Hatten - Rittershoffen dans la tourmente 


Décembre 1944 - mars 1945 , bref historique des événements :

 

13 décembre 1944 :

A dix heures du matin, les unités américaines entrent dans Rittershoffen sans combattre. Après quatre ans et demi d'occupation allemande, le village est libéré du joug nazi

16 décembre 1944 :

Début de l'offensive allemande dans les Ardennes, qui ne sera stoppée définitivement que le 4 janvier 1945.

1er janvier 1945 :

L'offensive NORDWIND ordonnée par Hitler commence ce jour dans le secteur de Bitche.

5 janvier 1945 :

Une tête de pont est lancée par les troupes allemandes au nord de Kilstett.

6 janvier 1945 :

Attaque du 39e corps blindé allemand depuis le Bienwald.

9 janvier 1945 :

Percée de la Ligne Maginot et investissement de Hatten. Les premiers obus tombent dans Rittershoffen. Plusieurs morts américains ; un civil est tué. Toute la journée on entend le vrombissement des obus au-dessus du village, tirés par les batteries américaines stationnées entre Betschdorf et Schwabwiller.

10 janvier 1945 :

Encerclement des troupes américaines à Hatten, par les Allemands. Le commandement américain ordonne à l'appariteur de passer dans le village pour prévenir les habitants, leur demander de se réfugier dans leurs caves, et de ne plus sortir dans les rues. Un avion allemand passe en rase-mottes en mitraillant. Les soldats américains, dans les rues, tirent de toutes leurs armes individuelles. Le soir, la première neige commence à tomber.

11 janvier 1945 :

A 6 h 30 du matin, l'attaque allemande se déclenche sur Rittershoffen. Les secteurs nord et la corne nord-est sont investis. Le presbytère, le Garsspruch, l'école, la boulangerie Walter et les premières maisons de la rue de Leiterswiller sont aux mains des Allemands. La sacristie de l'église simultanée (église où officient à la fois les catholiques et les protestants) est également investie par les soldats allemands, le clocher est encore aux mains des Américains. L'église connaîtra pendant des jours le bruit de la mitraille. Les Américains surpris reculent de cent mètres, mais résistent néanmoins âprement. Vers le soir, le village est investi aux 2/3 par les Allemands. Une contre-attaque américaine est stoppée à l’entrée du village.

12 janvier 1945 :

Une attaque dans la matinée permet de redresser la situation. Les secteurs nord, nord-ouest et sud sont nettoyés des troupes allemandes. Mais les secteurs nord-est et est restent néanmoins entre leurs mains; de ce fait, les 3/4 de Rittershoffen sont à nouveau nettoyés.

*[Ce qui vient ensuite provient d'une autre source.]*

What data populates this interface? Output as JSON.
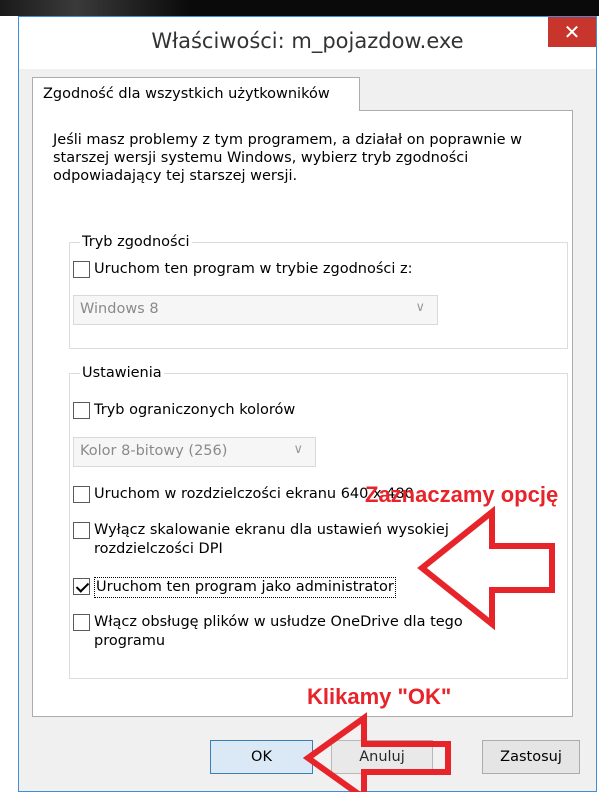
{
  "window": {
    "title": "Właściwości: m_pojazdow.exe",
    "close_glyph": "✕"
  },
  "tabs": [
    {
      "label": "Zgodność dla wszystkich użytkowników"
    }
  ],
  "intro_text": "Jeśli masz problemy z tym programem, a działał on poprawnie w starszej wersji systemu Windows, wybierz tryb zgodności odpowiadający tej starszej wersji.",
  "compat_group": {
    "legend": "Tryb zgodności",
    "checkbox_label": "Uruchom ten program w trybie zgodności z:",
    "checked": false,
    "dropdown_value": "Windows 8"
  },
  "settings_group": {
    "legend": "Ustawienia",
    "reduced_colors": {
      "label": "Tryb ograniczonych kolorów",
      "checked": false
    },
    "color_dropdown_value": "Kolor 8-bitowy (256)",
    "resolution": {
      "label": "Uruchom w rozdzielczości ekranu 640 x 480",
      "checked": false
    },
    "dpi": {
      "label_line1": "Wyłącz skalowanie ekranu dla ustawień wysokiej",
      "label_line2": "rozdzielczości DPI",
      "checked": false
    },
    "admin": {
      "label": "Uruchom ten program jako administrator",
      "checked": true
    },
    "onedrive": {
      "label_line1": "Włącz obsługę plików w usłudze OneDrive dla tego",
      "label_line2": "programu",
      "checked": false
    }
  },
  "buttons": {
    "ok": "OK",
    "cancel": "Anuluj",
    "apply": "Zastosuj"
  },
  "annotations": {
    "select_option": "Zaznaczamy opcję",
    "click_ok": "Klikamy \"OK\"",
    "color": "#e8242b"
  }
}
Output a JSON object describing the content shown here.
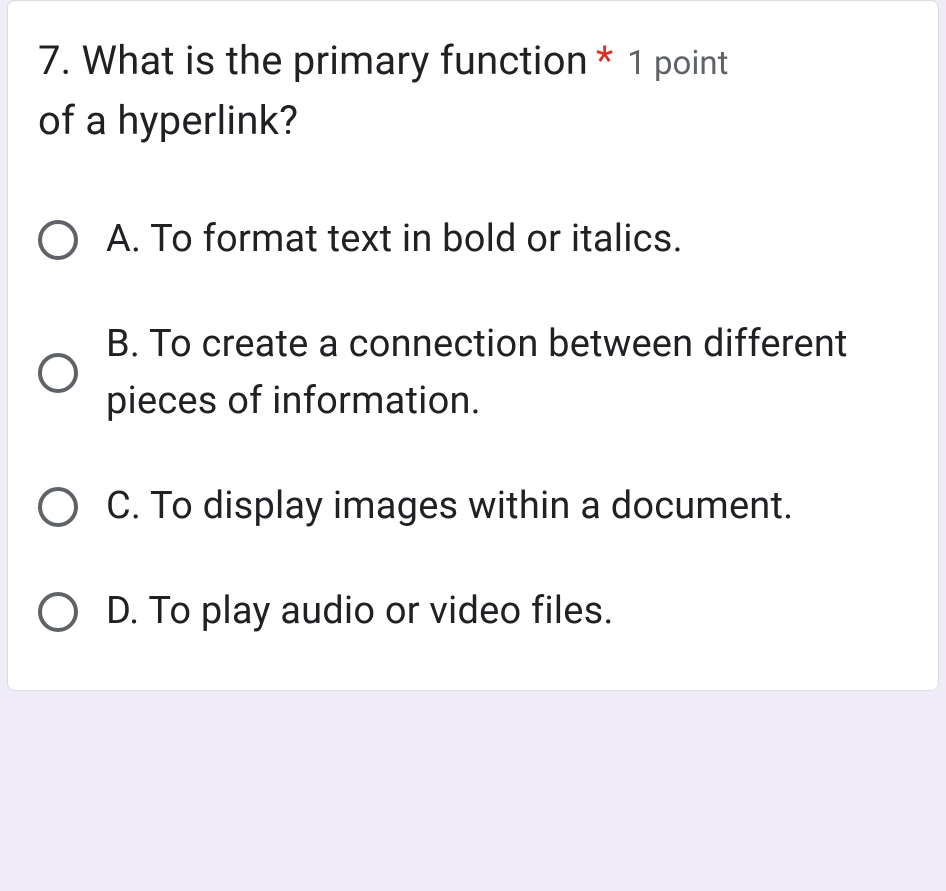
{
  "question": {
    "number_text": "7. What is the primary function",
    "text_line2": "of a hyperlink?",
    "required_mark": "*",
    "points": "1 point"
  },
  "options": [
    {
      "label": "A. To format text in bold or italics."
    },
    {
      "label": "B. To create a connection between different pieces of information."
    },
    {
      "label": "C. To display images within a document."
    },
    {
      "label": "D. To play audio or video files."
    }
  ]
}
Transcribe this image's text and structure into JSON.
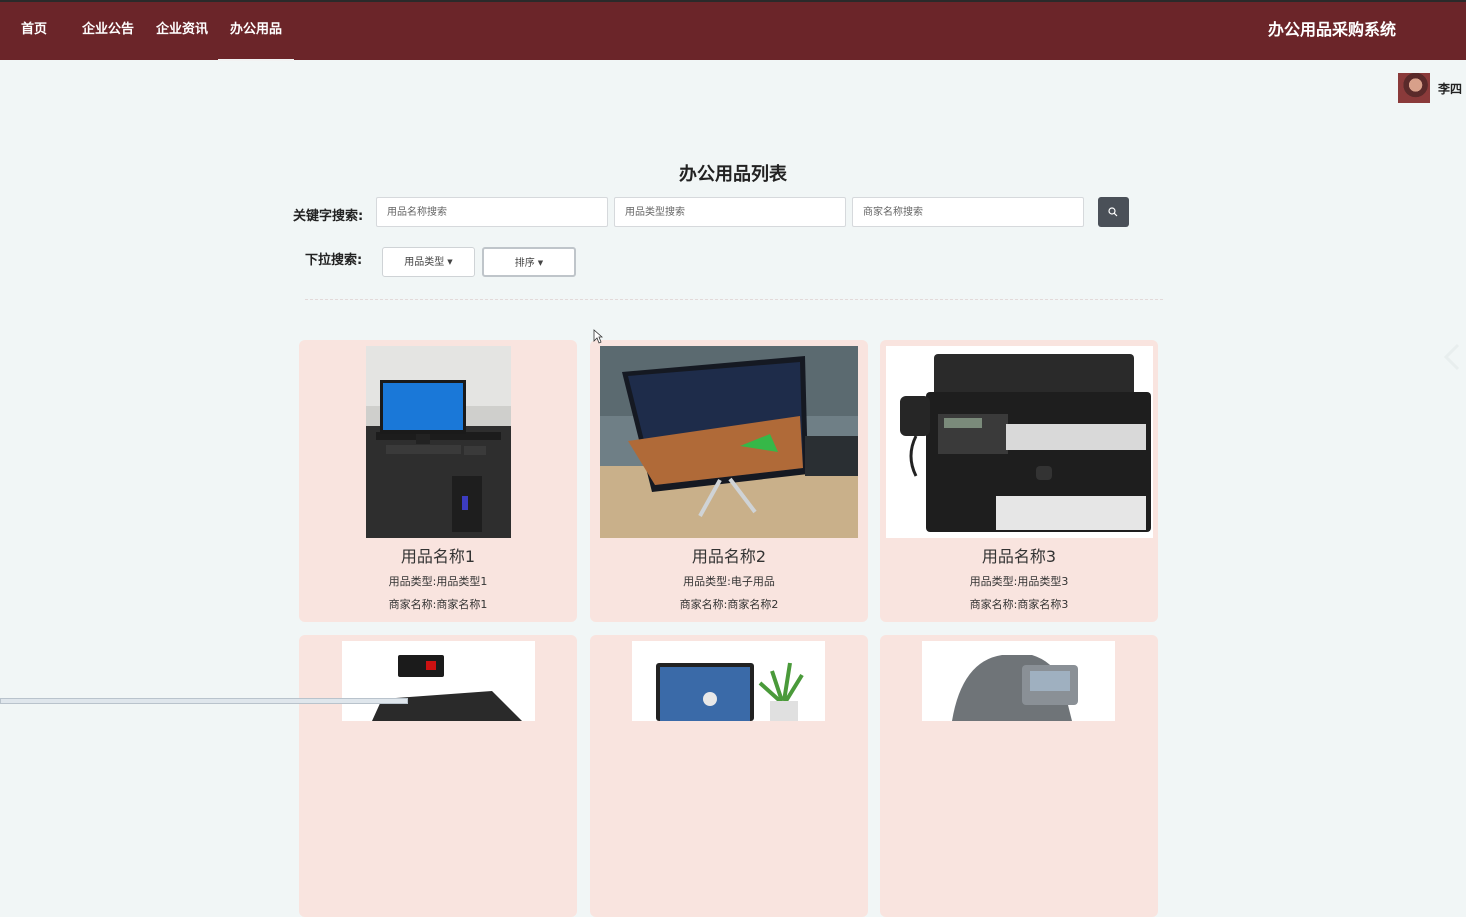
{
  "nav": {
    "items": [
      "首页",
      "企业公告",
      "企业资讯",
      "办公用品"
    ],
    "active_index": 3,
    "brand": "办公用品采购系统"
  },
  "user": {
    "name": "李四"
  },
  "page": {
    "title": "办公用品列表"
  },
  "search": {
    "keyword_label": "关键字搜索:",
    "placeholders": [
      "用品名称搜索",
      "用品类型搜索",
      "商家名称搜索"
    ],
    "dropdown_label": "下拉搜索:",
    "dropdowns": [
      "用品类型",
      "排序"
    ]
  },
  "products": [
    {
      "name": "用品名称1",
      "type": "用品类型:用品类型1",
      "merchant": "商家名称:商家名称1"
    },
    {
      "name": "用品名称2",
      "type": "用品类型:电子用品",
      "merchant": "商家名称:商家名称2"
    },
    {
      "name": "用品名称3",
      "type": "用品类型:用品类型3",
      "merchant": "商家名称:商家名称3"
    }
  ],
  "colors": {
    "navbar": "#6b2529",
    "card": "#f9e4df",
    "background": "#f1f6f6",
    "search_button": "#4a5058"
  }
}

Dans la nuit du 12 au 13 janvier les combats continuent, car de nombreuses maisons incendiées éclairent les lieux du combat.

13 janvier 1945 :

Nouvelle attaque américaine dans Rittershoffen. Les combats qui vont suivre seront d'une extrême violence. Les Allemands sont presque boutés hors du village. Par endroits, les unités allemandes sont isolées. La route de Rittershoffen à Hatten est coupée. Le soir change le cours de la bataille ; les Allemands attaquent et Rittershoffen est encerclé par la 2le Panzer Division.

14 janvier 1945 :

Combats très durs toute la journée. Une lutte âpre s'engage, pour conquérir une maison, une remise ou une grange, aussitôt reprise par l'adversaire. Des tirs incessants s’abattent sur les maisons. Les chars de la 14e division blindée US attaquent, leurs tubes crachent le feu. On tire au mortier, à l’antichar, à la mitrailleuse, sur tout ce qui bouge.

I5 janvier 1945 :

A trois heures du matin, les Allemands attaquent à nouveau. L'église de Rittershoffen tombe définitivement entre leurs mains. Il aura fallu six assauts pour se rendre maître de cet édifice. Il en sera de même pour la mairie. La liaison entre Rittershoffen et Hatten est rétablie par les Allemands. Les positions de ces derniers sont consolidées, puis plusieurs attaques sont lancées par des éléments blindés. Vers le soir la situation des troupes américaines engagées est critique; de nouveaux renforts permettent de rétablir la situation. Enfin, un relâchement de la furia allemande est perçu, signifiant l'essoufflement des troupes allemandes engagées. Tout cela se passe au-dessus des têtes des villageois terrés dans les caves. A la question posée à un officier américain: "Pourquoi ne nous avez-vous pas évacués ?", il répond: "On ne peut pas forcer quelqu'un à quitter sa maison, son village". Par contre, les Allemands évacuent les villageois de force, lors de quelques accalmies. Ils chassent souvent les habitants d'une cave pour y abriter leurs blessés.

16 janvier 1945 :

Attaque américaine dans tous les secteurs. Comme les jours précédents, les combats se poursuivent toute la journée, les tirs d'artillerie sont incessants. Ainsi, les combats de rue et pour chaque maison font rage. Dans le secteur nord-ouest, deux familles tentent de partir avec leur bétail et leur charrette. Elles seront abattues par les Allemands. Les rares rescapés ayant pu ramper vers la route de Kuhlendorf arrivent dans le secteur américain. Un soldat surpris se retourne et, d’une rafale de mitraillette, abat un villageois.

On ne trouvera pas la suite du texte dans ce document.